The hats were souvenirs from an activation for HBO’s Westworld, which placed fans inside the fictional Western-themed park from the show, where visitors act out their fantasies with robots that look and behave like real people. The two-acre experience promoted the new season, which premieres April 22. Fans obsessively dissected the first season on Reddit and elsewhere, and HBO wanted to reignite that rabid fandom at the Austin-based tech and culture festival in March.

It was agency Giant Spoon’s idea to bring the park to life. The firm got HBO’s attention last summer when it built one of the most talked about activations of San Diego Comic Con. It put fans inside a scene from Warner Bros.’s Blade Runner 2049 by mixing virtual reality with an immersive physical space that mimicked futuristic Los Angeles. The five-year-old firm was founded by Trevor Guthrie, Marc Simons, and Jon Haber—three alums of media agency OMD who experimented with emerging tech before leaving to start their own shop. Giant Spoon now employs 100 people at offices in New York and Los Angeles. It’s a full-service agency, but has found a sweet spot telling stories and building brand experiences tied to or inspired by pop culture, including events like SXSW and Comic Con.

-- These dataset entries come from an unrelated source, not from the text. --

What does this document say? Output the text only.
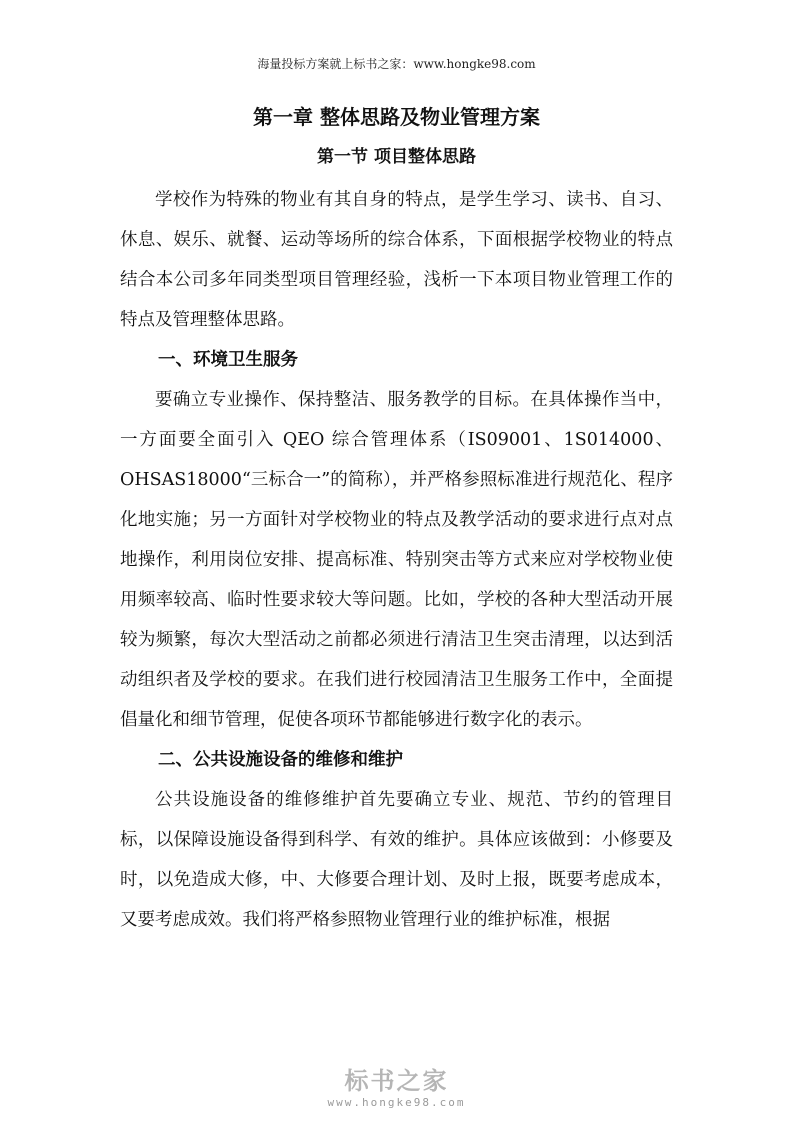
海量投标方案就上标书之家：www.hongke98.com
第一章 整体思路及物业管理方案
第一节 项目整体思路

学校作为特殊的物业有其自身的特点，是学生学习、读书、自习、休息、娱乐、就餐、运动等场所的综合体系，下面根据学校物业的特点结合本公司多年同类型项目管理经验，浅析一下本项目物业管理工作的特点及管理整体思路。

一、环境卫生服务

要确立专业操作、保持整洁、服务教学的目标。在具体操作当中，一方面要全面引入 QEO 综合管理体系（IS09001、1S014000、OHSAS18000“三标合一”的简称），并严格参照标准进行规范化、程序化地实施；另一方面针对学校物业的特点及教学活动的要求进行点对点地操作，利用岗位安排、提高标准、特别突击等方式来应对学校物业使用频率较高、临时性要求较大等问题。比如，学校的各种大型活动开展较为频繁，每次大型活动之前都必须进行清洁卫生突击清理，以达到活动组织者及学校的要求。在我们进行校园清洁卫生服务工作中，全面提倡量化和细节管理，促使各项环节都能够进行数字化的表示。

二、公共设施设备的维修和维护

公共设施设备的维修维护首先要确立专业、规范、节约的管理目标，以保障设施设备得到科学、有效的维护。具体应该做到：小修要及时，以免造成大修，中、大修要合理计划、及时上报，既要考虑成本，又要考虑成效。我们将严格参照物业管理行业的维护标准，根据

标书之家
www.hongke98.com
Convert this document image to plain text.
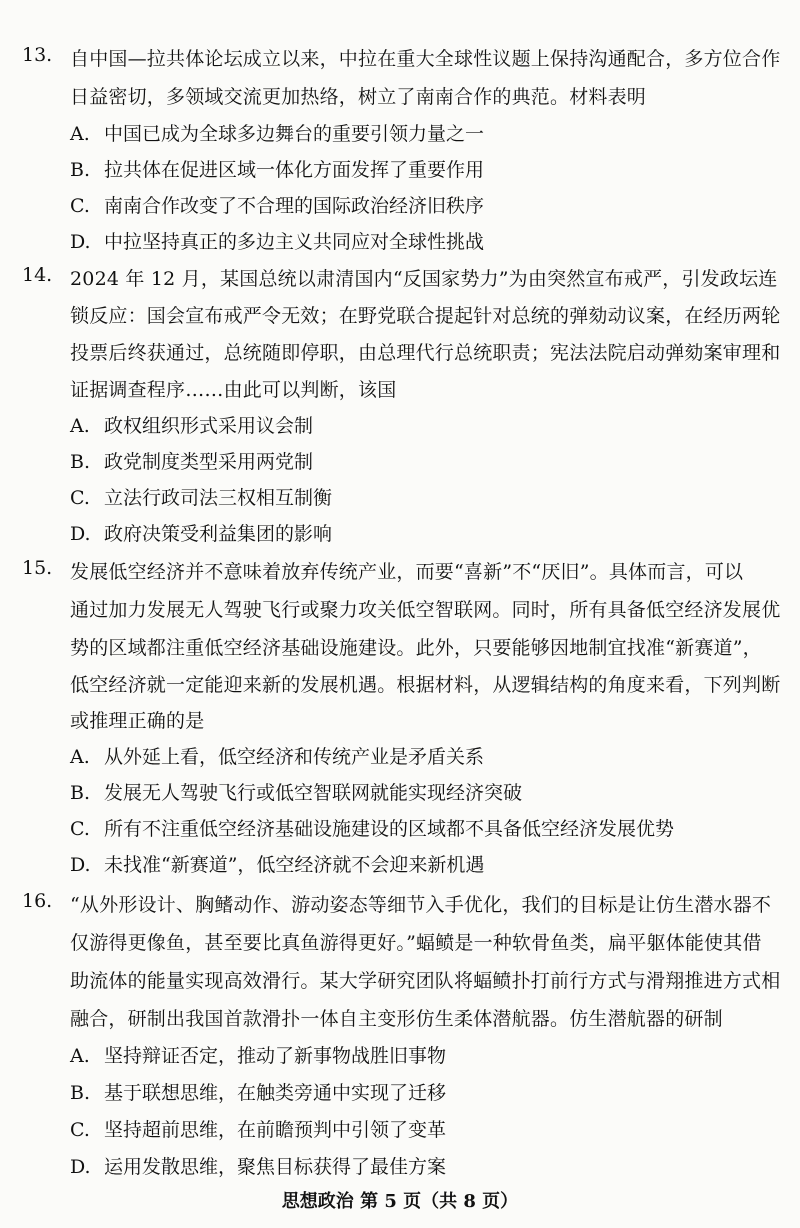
13. 自中国—拉共体论坛成立以来，中拉在重大全球性议题上保持沟通配合，多方位合作
日益密切，多领域交流更加热络，树立了南南合作的典范。材料表明
A. 中国已成为全球多边舞台的重要引领力量之一
B. 拉共体在促进区域一体化方面发挥了重要作用
C. 南南合作改变了不合理的国际政治经济旧秩序
D. 中拉坚持真正的多边主义共同应对全球性挑战
14. 2024 年 12 月，某国总统以肃清国内“反国家势力”为由突然宣布戒严，引发政坛连
锁反应：国会宣布戒严令无效；在野党联合提起针对总统的弹劾动议案，在经历两轮
投票后终获通过，总统随即停职，由总理代行总统职责；宪法法院启动弹劾案审理和
证据调查程序……由此可以判断，该国
A. 政权组织形式采用议会制
B. 政党制度类型采用两党制
C. 立法行政司法三权相互制衡
D. 政府决策受利益集团的影响
15. 发展低空经济并不意味着放弃传统产业，而要“喜新”不“厌旧”。具体而言，可以
通过加力发展无人驾驶飞行或聚力攻关低空智联网。同时，所有具备低空经济发展优
势的区域都注重低空经济基础设施建设。此外，只要能够因地制宜找准“新赛道”，
低空经济就一定能迎来新的发展机遇。根据材料，从逻辑结构的角度来看，下列判断
或推理正确的是
A. 从外延上看，低空经济和传统产业是矛盾关系
B. 发展无人驾驶飞行或低空智联网就能实现经济突破
C. 所有不注重低空经济基础设施建设的区域都不具备低空经济发展优势
D. 未找准“新赛道”，低空经济就不会迎来新机遇
16. “从外形设计、胸鳍动作、游动姿态等细节入手优化，我们的目标是让仿生潜水器不
仅游得更像鱼，甚至要比真鱼游得更好。”蝠鲼是一种软骨鱼类，扁平躯体能使其借
助流体的能量实现高效滑行。某大学研究团队将蝠鲼扑打前行方式与滑翔推进方式相
融合，研制出我国首款滑扑一体自主变形仿生柔体潜航器。仿生潜航器的研制
A. 坚持辩证否定，推动了新事物战胜旧事物
B. 基于联想思维，在触类旁通中实现了迁移
C. 坚持超前思维，在前瞻预判中引领了变革
D. 运用发散思维，聚焦目标获得了最佳方案
思想政治 第 5 页（共 8 页）
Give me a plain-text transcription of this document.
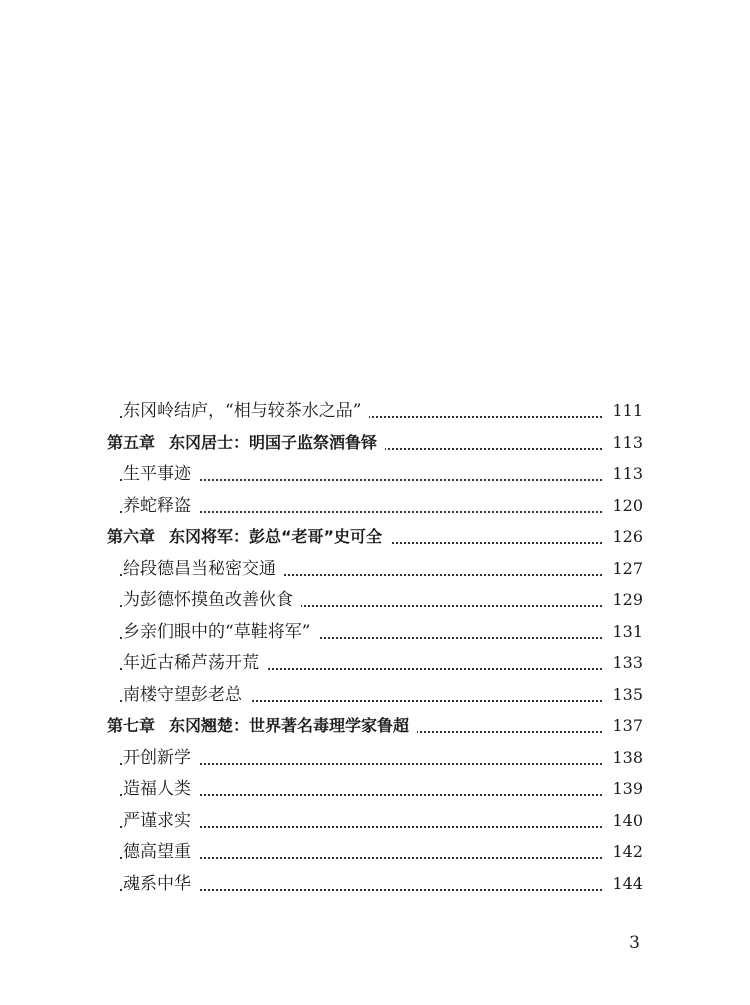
东冈岭结庐，“相与较茶水之品”	111
第五章 东冈居士：明国子监祭酒鲁铎	113
生平事迹	113
养蛇释盗	120
第六章 东冈将军：彭总“老哥”史可全	126
给段德昌当秘密交通	127
为彭德怀摸鱼改善伙食	129
乡亲们眼中的“草鞋将军”	131
年近古稀芦荡开荒	133
南楼守望彭老总	135
第七章 东冈翘楚：世界著名毒理学家鲁超	137
开创新学	138
造福人类	139
严谨求实	140
德高望重	142
魂系中华	144
3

“We as a business try to be an agency that aspires to not make ads,” said Simons. “It’s not about inserting our message into known places, but how do we create the context in which we want to live?”

The agency was also responsible for the Ready Player One experience at SXSW that promoted the Warner Bros. film. It built the dystopian world from the movie—bringing the fictional, virtual environment known as the OASIS, where people can be whoever they want to be, to life with ’80s-inspired physical activations and VR. Hundreds of fans lined up to get in on a scorching, 90-degree Saturday. Those festivalgoers that weren’t raving about Westworld were talking about Ready Player One, which also made its world premiere at SXSW with a surprise appearance from director Steven Spielberg.

Giant Spoon declined to say which activation cost more. But, as Quartz previously reported, recreating Westworld, even without the humanoid robots, would be a massive undertaking, let alone for three days.

“This was going to be an epic undertaking,” said Simons. “The size of the space alone was the most daunting thing. … But we’d proven it could be done [with Blade Runner].”

About a dozen people across four teams within Giant Spoon planned the effort. It came together when they found what looked like an “abandoned ghost town” near Austin, which they mapped with a drone. The two-acre lot was perfect for a Western town like the show’s Sweetwater, and close enough to the city to shuttle people there by bus. It took a 40-person crew five months to build the park. There were 58 vendors involved, from set design and construction to catering and electrical. The cast of outlaws, vagrants, musicians, bartenders, patrons, prostitutes, preachers, photographers, barbers, knife throwers, sheriffs, and postal workers were portrayed by 60 actors, six stunt people, six horses, and five bands. And the final script clocked in at 444 pages. Giant Spoon ran the script and set design by Westworld‘s creators and worked closely with HBO on the effort—even getting access to Westworld’s prop warehouse for some additional detail.

The folks at Giant Spoon knew they’d nailed it when they noticed people spending the full day at the park, making multiple trips there, and continuing to hunt for clues after they’d all been found. An Easter egg buried with one of the characters had already been found, for example, but people kept digging deeper into the grave in search of it.

“The grave went six feet into the ground because people kept thinking they could get deeper into it. It’s a metaphor for the show,” said Guthrie. “A key element within the activation was this idea that you could explore and have free will to look around.”